Mlle La Victoire, a beautiful French cabaret star writes that her young son has vanished, and she has been attacked in the streets of Montmartre.
Racing to Paris with Watson at his side, Holmes discovers the missing child is only the tip of the iceberg of a much larger problem. The most valuable statue since the Winged Victory has been violently stolen in Marseilles, and several children from a silk mill in Lancashire have been found murdered. The clues in all three cases point to a single, untouchable man, an art collector seemingly beyond reach of the law.
Will Holmes recover in time to find the missing boy and stop a rising tide of murders? To do so he must stay one step ahead of a dangerous French rival and the threatening interference of his own brother, Mycroft.
This latest adventure, in the style of Sir Arthur Conan Doyle, sends the iconic duo from London to Paris and the icy wilds of Lancashire in a case which tests Watson’s friendship and the fragility and gifts of Sherlock Holmes’ own artistic nature to the limits.
Review: This was Barnes & Noble’s March selection on their Serial Reads program. I was really unsure about reading this one. While I do enjoy mysteries, Sherlock Holmes has never really been a huge draw for me. I posted the introduction to this book here, and based on the comments it was split whether or not my visitors would continue reading the book based on the intro. To be honest, the first few pages didn’t really immediately draw me in either, but I eventually got interested enough in the book to continue on.
Overall, this wasn’t necessarily a bad book. It just wasn’t really a home run for me either. It fell somewhere in the “eh” category. It felt a little convoluted and I didn’t like how the storyline kept switching from the missing boy to the art theft and back to the missing boy, constantly… I think it was a little too much. I wanted Holmes to concentrate on one or the other cases.
I’m not entirely sold that this book was really written in the Sherlock Holmes “way.” It didn’t feel entirely authentic. Not that I’m an expert in Sherlock Holmes, but I just felt like something was missing from his character. It didn’t feel like an authentic Sherlock Holmes character in this book.

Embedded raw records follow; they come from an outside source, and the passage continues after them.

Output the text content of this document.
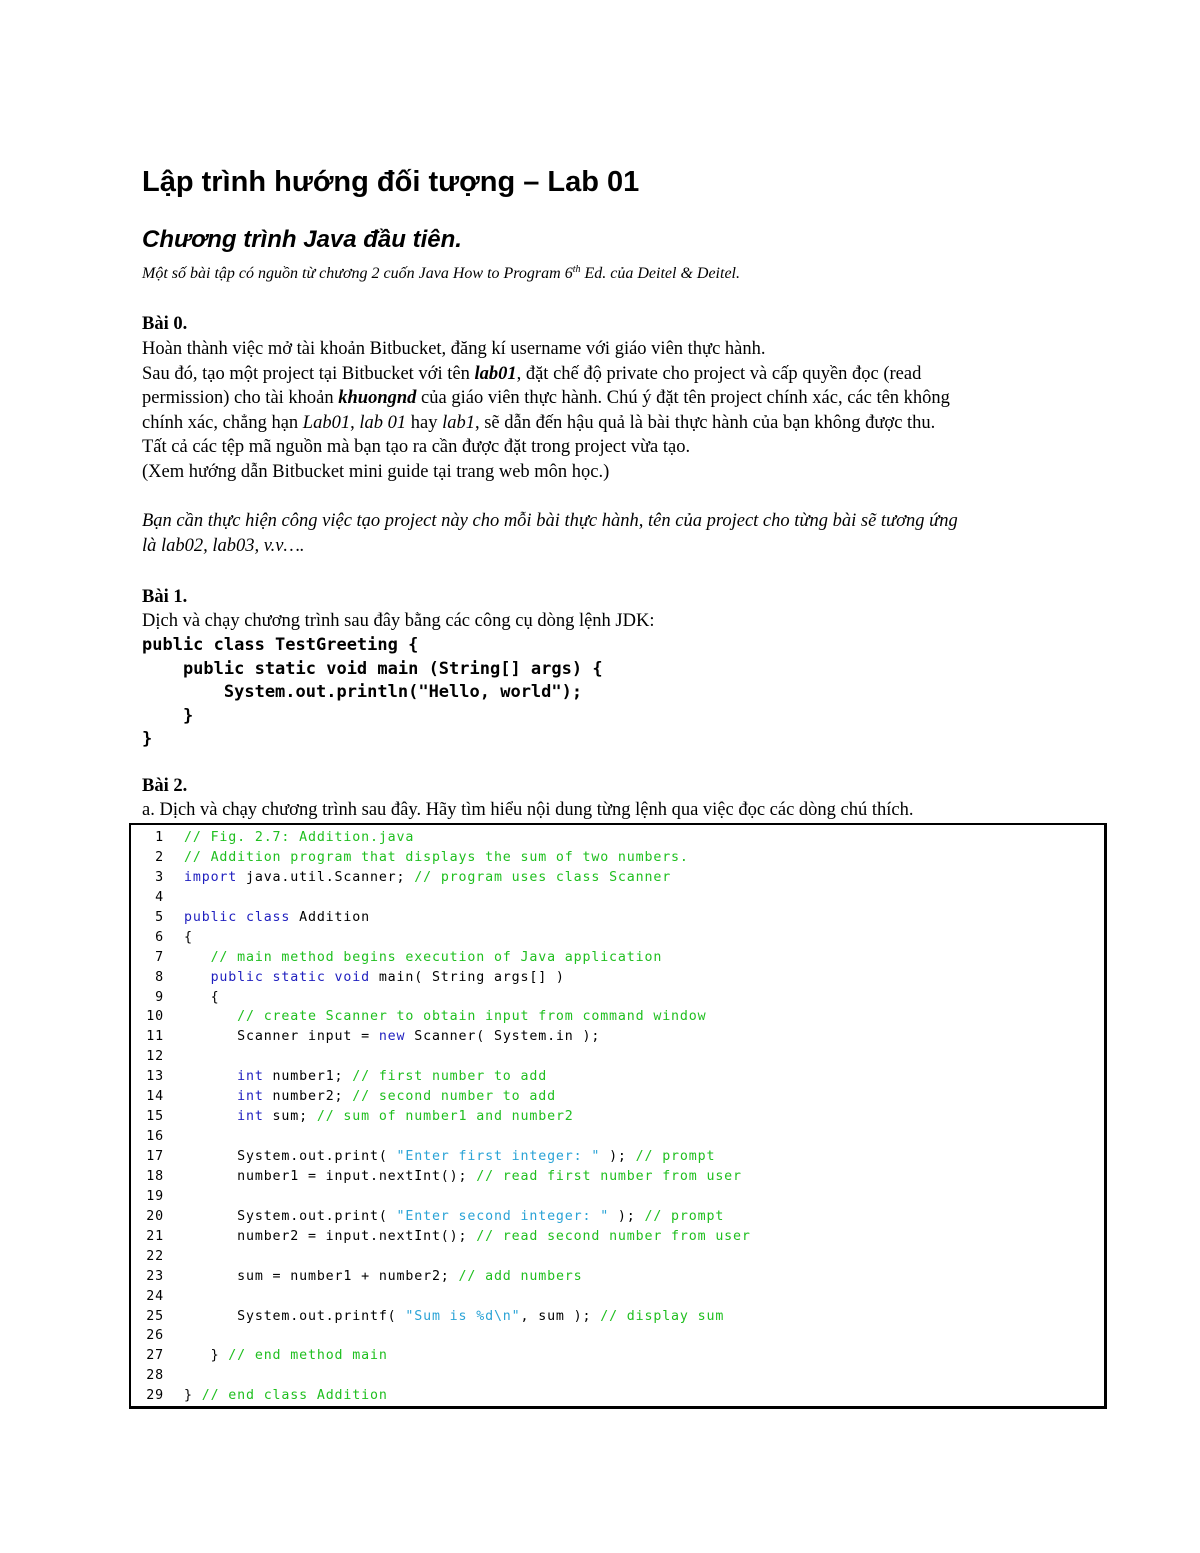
Lập trình hướng đối tượng – Lab 01
Chương trình Java đầu tiên.
Một số bài tập có nguồn từ chương 2 cuốn Java How to Program 6th Ed. của Deitel & Deitel.
Bài 0.
Hoàn thành việc mở tài khoản Bitbucket, đăng kí username với giáo viên thực hành.
Sau đó, tạo một project tại Bitbucket với tên lab01, đặt chế độ private cho project và cấp quyền đọc (read
permission) cho tài khoản khuongnd của giáo viên thực hành. Chú ý đặt tên project chính xác, các tên không
chính xác, chẳng hạn Lab01, lab 01 hay lab1, sẽ dẫn đến hậu quả là bài thực hành của bạn không được thu.
Tất cả các tệp mã nguồn mà bạn tạo ra cần được đặt trong project vừa tạo.
(Xem hướng dẫn Bitbucket mini guide tại trang web môn học.)
Bạn cần thực hiện công việc tạo project này cho mỗi bài thực hành, tên của project cho từng bài sẽ tương ứng
là lab02, lab03, v.v….
Bài 1.
Dịch và chạy chương trình sau đây bằng các công cụ dòng lệnh JDK:
public class TestGreeting {
public static void main (String[] args) {
System.out.println("Hello, world");
}
}
Bài 2.
a. Dịch và chạy chương trình sau đây. Hãy tìm hiểu nội dung từng lệnh qua việc đọc các dòng chú thích.
1 // Fig. 2.7: Addition.java
2 // Addition program that displays the sum of two numbers.
3 import java.util.Scanner; // program uses class Scanner
4
5 public class Addition
6 {
7   // main method begins execution of Java application
8   public static void main( String args[] )
9   {
10      // create Scanner to obtain input from command window
11      Scanner input = new Scanner( System.in );
12
13      int number1; // first number to add
14      int number2; // second number to add
15      int sum; // sum of number1 and number2
16
17      System.out.print( "Enter first integer: " ); // prompt
18      number1 = input.nextInt(); // read first number from user
19
20      System.out.print( "Enter second integer: " ); // prompt
21      number2 = input.nextInt(); // read second number from user
22
23      sum = number1 + number2; // add numbers
24
25      System.out.printf( "Sum is %d\n", sum ); // display sum
26
27   } // end method main
28
29 } // end class Addition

To be honest, this book didn’t do much for me in the end. It was a decent enough read for a freebie. However, I don’t really feel the need to read the second book in this series. I’m not even entirely sure I would recommend this book. I definitely wouldn’t recommend it to hard-core Sherlock Holmes fans … but I suppose the casual mystery lover may find something in this that I simply didn’t.